Jurors hear how an innocent person can falsely confess

Dr. Deborah Davis
Dr. Deborah Davis, professor of psychology at the University of Nevada, talks to the jury in the David Paul homicide trial about police interrogation techniques. Photo by Matt Miller/KTOO News

The latest witness to take the stand in the David J. Paul homicide trial said that interrogation techniques used by police are highly suggestive and are designed to elicit an eventual response, regardless if the person being interrogated is guilty or innocent of a crime.

Dr. Deborah Davis, psychology professor at the University of Nevada in Reno, was called to the stand by Paul’s defense on Wednesday, one day after jurors heard a previously suppressed interview in which Paul said that he accidentally dropped the baby Rian Orr. The four-month old died of complications resulting from brain injuries nearly three years ago.

Davis says the Innocence Project has counted false confession rates as high as 25-percent in cases which someone was wrongly convicted and later exonerated of a crime.

Research studies and lab studies have also documented how and when false confessions occur.

Davis said that an individual’s tolerance, stress and anxiety level, a desire to get away or protect someone else may prompt someone to make a false confession. A person may also be confused or have a bad memory and could be convinced that they committed a crime. The interrogation technique is designed to convince a suspect that confessing is a rational decision.

For a person to falsely confess requires that they believe it to be in their self-interest. That’s from the interrogation books. It’s akin to selling a person in the Yukon air conditioning in January. It’s not good for them. They don’t need it. It’s bad for them. But they have to believe it is good for them to get them to confess.”

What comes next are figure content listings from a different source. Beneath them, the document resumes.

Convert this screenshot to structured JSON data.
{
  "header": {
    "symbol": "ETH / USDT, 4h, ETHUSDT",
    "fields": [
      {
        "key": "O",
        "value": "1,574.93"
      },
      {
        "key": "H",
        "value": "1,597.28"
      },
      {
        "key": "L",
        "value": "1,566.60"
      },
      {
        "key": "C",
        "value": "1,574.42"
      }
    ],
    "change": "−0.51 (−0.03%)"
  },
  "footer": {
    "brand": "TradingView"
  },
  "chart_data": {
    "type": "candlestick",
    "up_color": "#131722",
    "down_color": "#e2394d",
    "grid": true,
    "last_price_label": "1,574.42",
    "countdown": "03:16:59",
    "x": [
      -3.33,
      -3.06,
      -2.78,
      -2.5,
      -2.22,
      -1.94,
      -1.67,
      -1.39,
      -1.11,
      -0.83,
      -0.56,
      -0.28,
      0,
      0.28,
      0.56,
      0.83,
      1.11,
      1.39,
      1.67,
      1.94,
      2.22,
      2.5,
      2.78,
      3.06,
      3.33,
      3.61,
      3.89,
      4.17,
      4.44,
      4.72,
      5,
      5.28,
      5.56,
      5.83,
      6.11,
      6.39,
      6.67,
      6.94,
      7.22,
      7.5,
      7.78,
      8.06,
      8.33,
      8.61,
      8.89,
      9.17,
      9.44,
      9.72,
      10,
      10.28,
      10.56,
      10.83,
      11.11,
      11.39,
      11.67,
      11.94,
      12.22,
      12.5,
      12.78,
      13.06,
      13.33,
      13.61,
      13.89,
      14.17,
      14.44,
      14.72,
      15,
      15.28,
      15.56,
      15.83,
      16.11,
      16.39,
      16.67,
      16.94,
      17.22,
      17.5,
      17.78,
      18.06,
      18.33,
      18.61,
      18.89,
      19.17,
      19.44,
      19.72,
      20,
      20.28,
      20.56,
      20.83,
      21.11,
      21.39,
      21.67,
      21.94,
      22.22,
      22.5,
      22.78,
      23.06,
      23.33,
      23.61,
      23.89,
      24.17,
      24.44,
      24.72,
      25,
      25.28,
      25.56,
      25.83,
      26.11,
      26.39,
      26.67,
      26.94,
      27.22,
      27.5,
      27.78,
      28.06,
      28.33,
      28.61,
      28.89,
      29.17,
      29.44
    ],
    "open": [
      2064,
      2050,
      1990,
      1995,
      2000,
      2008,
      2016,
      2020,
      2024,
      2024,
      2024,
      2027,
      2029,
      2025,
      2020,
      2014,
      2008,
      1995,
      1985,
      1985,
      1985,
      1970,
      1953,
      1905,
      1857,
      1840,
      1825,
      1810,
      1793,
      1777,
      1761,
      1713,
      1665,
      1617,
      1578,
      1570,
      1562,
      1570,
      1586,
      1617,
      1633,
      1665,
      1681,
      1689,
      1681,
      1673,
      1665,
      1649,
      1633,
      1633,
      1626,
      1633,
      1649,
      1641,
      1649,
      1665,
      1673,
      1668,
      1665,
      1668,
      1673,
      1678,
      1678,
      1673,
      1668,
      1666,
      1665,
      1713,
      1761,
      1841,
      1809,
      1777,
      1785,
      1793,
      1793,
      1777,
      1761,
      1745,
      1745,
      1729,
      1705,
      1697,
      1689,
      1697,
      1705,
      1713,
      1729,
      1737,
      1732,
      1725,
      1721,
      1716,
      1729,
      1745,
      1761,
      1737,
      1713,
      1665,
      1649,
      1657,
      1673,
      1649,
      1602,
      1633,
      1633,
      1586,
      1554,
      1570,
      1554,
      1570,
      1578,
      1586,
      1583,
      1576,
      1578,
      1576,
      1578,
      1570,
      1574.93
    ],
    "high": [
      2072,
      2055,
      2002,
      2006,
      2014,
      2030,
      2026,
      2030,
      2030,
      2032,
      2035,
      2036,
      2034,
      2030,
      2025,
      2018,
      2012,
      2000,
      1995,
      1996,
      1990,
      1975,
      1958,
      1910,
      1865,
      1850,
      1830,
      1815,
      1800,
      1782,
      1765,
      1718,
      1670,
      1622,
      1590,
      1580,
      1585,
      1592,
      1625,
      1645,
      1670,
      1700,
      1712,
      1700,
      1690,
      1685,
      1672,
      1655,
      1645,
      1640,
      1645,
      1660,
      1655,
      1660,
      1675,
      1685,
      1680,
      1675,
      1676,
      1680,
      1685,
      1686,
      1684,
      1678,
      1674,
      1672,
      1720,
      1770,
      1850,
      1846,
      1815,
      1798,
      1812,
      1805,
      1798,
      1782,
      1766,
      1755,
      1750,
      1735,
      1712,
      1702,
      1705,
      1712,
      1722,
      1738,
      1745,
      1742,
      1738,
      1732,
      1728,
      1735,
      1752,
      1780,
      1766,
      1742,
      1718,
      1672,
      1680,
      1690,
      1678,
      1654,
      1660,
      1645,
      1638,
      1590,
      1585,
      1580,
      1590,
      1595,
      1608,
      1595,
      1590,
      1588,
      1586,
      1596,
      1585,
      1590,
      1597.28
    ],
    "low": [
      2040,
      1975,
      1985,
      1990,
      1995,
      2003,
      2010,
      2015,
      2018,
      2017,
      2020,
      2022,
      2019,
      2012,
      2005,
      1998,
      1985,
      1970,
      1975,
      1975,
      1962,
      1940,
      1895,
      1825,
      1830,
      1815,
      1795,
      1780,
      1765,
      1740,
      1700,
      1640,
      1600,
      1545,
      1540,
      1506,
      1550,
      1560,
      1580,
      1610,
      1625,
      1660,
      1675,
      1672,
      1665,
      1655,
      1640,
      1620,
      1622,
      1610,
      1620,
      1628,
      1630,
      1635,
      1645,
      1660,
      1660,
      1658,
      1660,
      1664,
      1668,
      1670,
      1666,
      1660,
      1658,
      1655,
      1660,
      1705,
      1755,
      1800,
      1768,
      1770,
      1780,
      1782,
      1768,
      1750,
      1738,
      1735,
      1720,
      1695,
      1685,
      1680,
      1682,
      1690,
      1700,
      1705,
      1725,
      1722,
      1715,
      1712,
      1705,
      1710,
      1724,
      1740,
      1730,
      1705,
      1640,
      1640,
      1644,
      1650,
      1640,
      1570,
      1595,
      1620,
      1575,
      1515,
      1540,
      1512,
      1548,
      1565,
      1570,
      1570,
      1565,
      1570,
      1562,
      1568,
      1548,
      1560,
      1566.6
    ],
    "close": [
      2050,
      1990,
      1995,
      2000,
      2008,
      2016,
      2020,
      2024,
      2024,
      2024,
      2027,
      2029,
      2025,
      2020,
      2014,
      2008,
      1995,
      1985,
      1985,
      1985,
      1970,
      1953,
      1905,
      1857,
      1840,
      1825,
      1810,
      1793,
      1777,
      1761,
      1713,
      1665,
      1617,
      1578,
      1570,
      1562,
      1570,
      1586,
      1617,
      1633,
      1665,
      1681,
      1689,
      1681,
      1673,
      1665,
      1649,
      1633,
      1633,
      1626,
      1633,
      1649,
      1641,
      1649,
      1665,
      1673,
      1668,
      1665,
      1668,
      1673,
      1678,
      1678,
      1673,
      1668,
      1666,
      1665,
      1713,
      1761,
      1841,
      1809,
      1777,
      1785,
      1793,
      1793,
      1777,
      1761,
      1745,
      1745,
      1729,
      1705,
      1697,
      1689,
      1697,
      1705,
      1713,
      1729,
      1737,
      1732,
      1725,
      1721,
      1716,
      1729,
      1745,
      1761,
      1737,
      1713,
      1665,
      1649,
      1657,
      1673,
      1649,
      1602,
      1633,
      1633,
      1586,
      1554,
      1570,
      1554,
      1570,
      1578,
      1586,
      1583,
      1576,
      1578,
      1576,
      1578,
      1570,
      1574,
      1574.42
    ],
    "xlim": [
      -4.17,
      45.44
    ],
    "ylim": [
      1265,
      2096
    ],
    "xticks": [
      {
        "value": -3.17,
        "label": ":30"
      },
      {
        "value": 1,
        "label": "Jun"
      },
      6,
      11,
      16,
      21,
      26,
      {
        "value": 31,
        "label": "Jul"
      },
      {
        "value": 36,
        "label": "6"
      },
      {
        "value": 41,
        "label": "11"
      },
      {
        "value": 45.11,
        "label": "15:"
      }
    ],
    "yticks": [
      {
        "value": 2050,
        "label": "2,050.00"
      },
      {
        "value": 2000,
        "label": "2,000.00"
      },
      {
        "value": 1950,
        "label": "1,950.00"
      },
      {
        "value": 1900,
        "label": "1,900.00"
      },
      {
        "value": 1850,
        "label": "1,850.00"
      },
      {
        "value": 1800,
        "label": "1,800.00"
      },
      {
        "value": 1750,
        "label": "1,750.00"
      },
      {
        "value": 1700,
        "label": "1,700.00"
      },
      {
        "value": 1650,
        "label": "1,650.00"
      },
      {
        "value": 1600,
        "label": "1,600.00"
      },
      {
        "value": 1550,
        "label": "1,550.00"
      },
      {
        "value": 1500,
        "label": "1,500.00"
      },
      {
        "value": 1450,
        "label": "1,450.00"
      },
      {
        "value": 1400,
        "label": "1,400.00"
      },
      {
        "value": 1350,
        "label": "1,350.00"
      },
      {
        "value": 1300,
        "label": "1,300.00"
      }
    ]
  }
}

She said that investigators already believe that someone is guilty before interrogating them. The idea is to draw out the crucial information during the interrogation that will lead to a conviction.

Davis said what’s called the Reid Technique is the predominate standard among police officers, garnering confession rates as high as 77-percent.

You’re trying to get people to say that they did this. If they’re guilty they’re more likely to say it if Reid is used on them and if they’re innocent they’re more likely to say it if Reid is used on them. It makes more difference in getting guilty people to confess than it does for innocent. But if you take a look at the difference at how likely an innocent person is to confess, (then) it can be way more than twice as likely to falsely confess.”

Some of the Reid Technique’s tactics include investigators acting like the suspect’s best friend to undermine resistance, being deceptive or lying about any evidence that investigators may have in a case, posing contrasting or alternative questions that may elicit the suspect’s explanation for the crime or offer less serious options to the person being interrogated, asking open-ended set-up questions about an outcome of a case, and making sympathetic offers to a suspect that may appear to minimize consequences.

Davis said the Reid Technique generally is not intended to create falcity or a false statement. It’s just a side effect of a subjective interrogation process.

It gives person you’re interviewing an idea of what you want to hear or what you think is true. Over and over, they say ‘I think this is what happened. The evidence says this is what happened and I want you to tell me that. Tell me the truth. If you don’t tell me this, that I think is the truth, then bad things are going to happen. If you do, then better things are going to happen.’ So, yes, it’s highly suggestive.”

Davis was not allowed to comment on the specific interrogation of Paul that was suppressed and prompted the eventual dismissal of the original indictment against him. She could only testify about general principals of interrogations and false confessions.

Davis said polygraph tests, whether real or performed as a ruse, are also commonly used as interrogation tools.

Also on Wednesday, public defender Eric Hedland returned to recordings of phone calls between Rian’s mother Jaki Orr and David Paul while he was jailed at Lemon Creek Correctional Center. The selected clips were intended to show his state of mind in allegedly admitting to investigators that he accidentally dropped Rian. Jaki Orr makes disparaging comments about Juneau police investigators, and how she expected to be arrested, but her hands were apparently too small to cause the baby’s rib fractures and chest bruising.

Superior Court Judge Philip Pallenberg told jurors that they could start deliberating in the case as soon as Thursday, or Day 18 of the trial. First, the defense may put on the stand any last witnesses, including Paul himself if he chooses to testify. Then, the prosecution and defense will present closing arguments before the case goes to the jury.